In nature, when we pause to observe, we perceive insects in flight, or negotiating vast spaces, crawling up the stems of flowers, leaves, each slightly different than the other, dangling from branches, or delicate raindrops clinging to pine needles and cones, the diverse patterns of snowflakes, shafts of sunlight reflected and refracted off ocean waves breaking on rocks and sandy beaches, clouds, or dust particles in shafts of sunlight flowing through windows in our rooms. No two objects are alike, even when appearing similar. There are numerous patterns forming objects framed by time-space.

Within each observable object, there is an intimate space contained within an immense space. Our imagination, when we allow, invites us to daydream and experience “the space of intimacy and world-space blend….  When human solitude deepens, then the two immensities touch and become identical.”

This all seems rather academic until you think about the union of time and space in our daily lives, our ordinary experiences, which are shaped by the historical time period we live in.  Solitary moments are often difficult to come by in our contemporary life. But when we pause to reflect, we can see the interaction of space and time in nature, art, literature, architecture, and other forms of creative expression. How space-time speaks to us depends on our perspective, our willingness to observe with our senses— our commitment to understanding.

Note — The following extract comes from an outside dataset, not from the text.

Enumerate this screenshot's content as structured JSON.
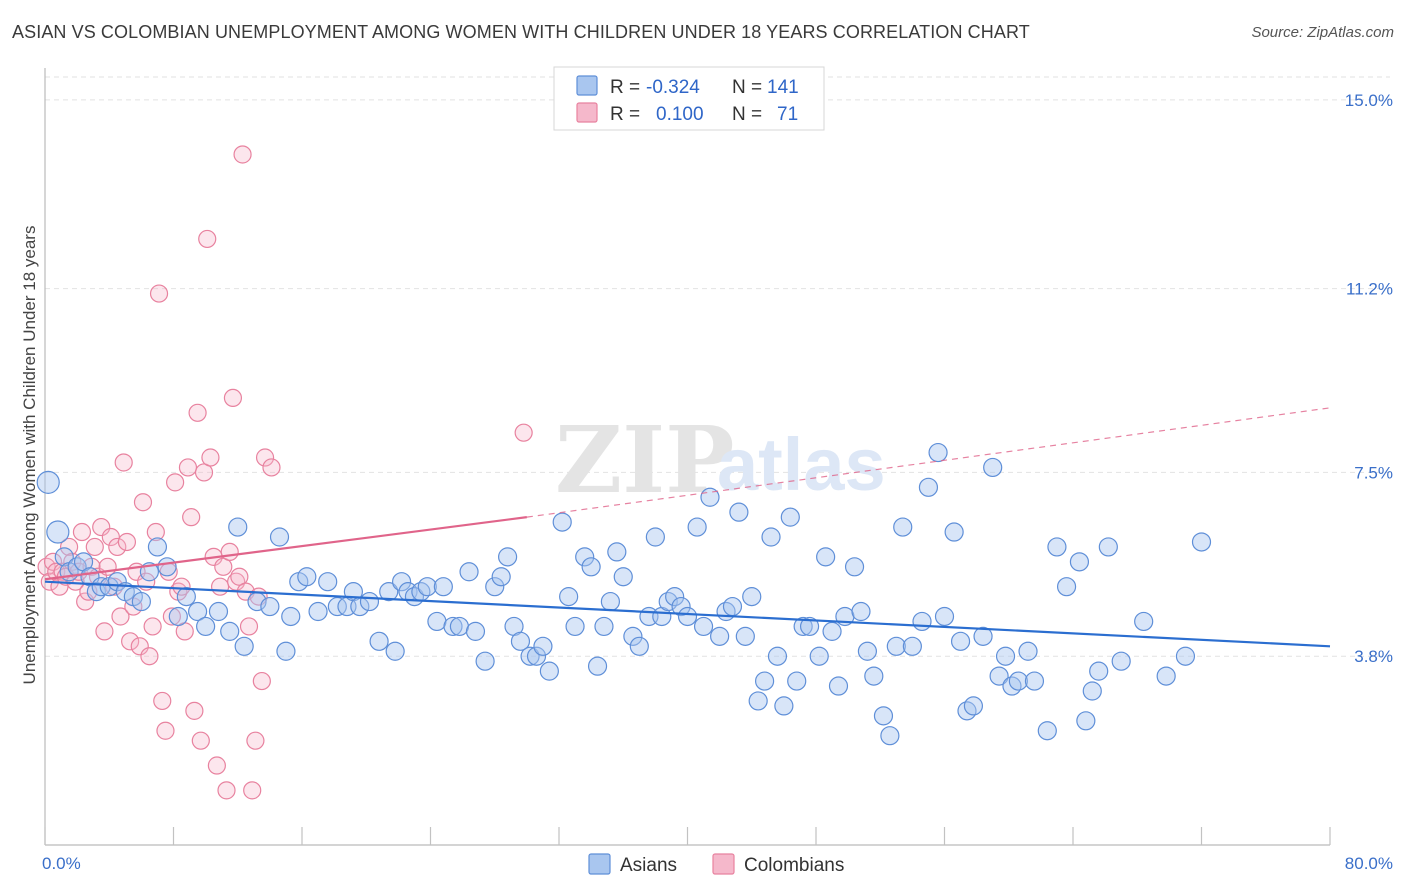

Bachelard warns us, however, that “Imagination does not seek a diagram for summarizing knowledge. Imagination searches for a pretext for multiplying images, and as it becomes interested in an image, it over rates its value.” Our imagination depends on emotional perception. Our creative interpretation and expression of the imagination depend on rational skills.

We live in a world of these two blending, a oneness and unity, that beckons us, not just as artists and writers, but as human beings, diverse as we are, to pause, to open our eyes to see— to allow ourselves child-like wonder.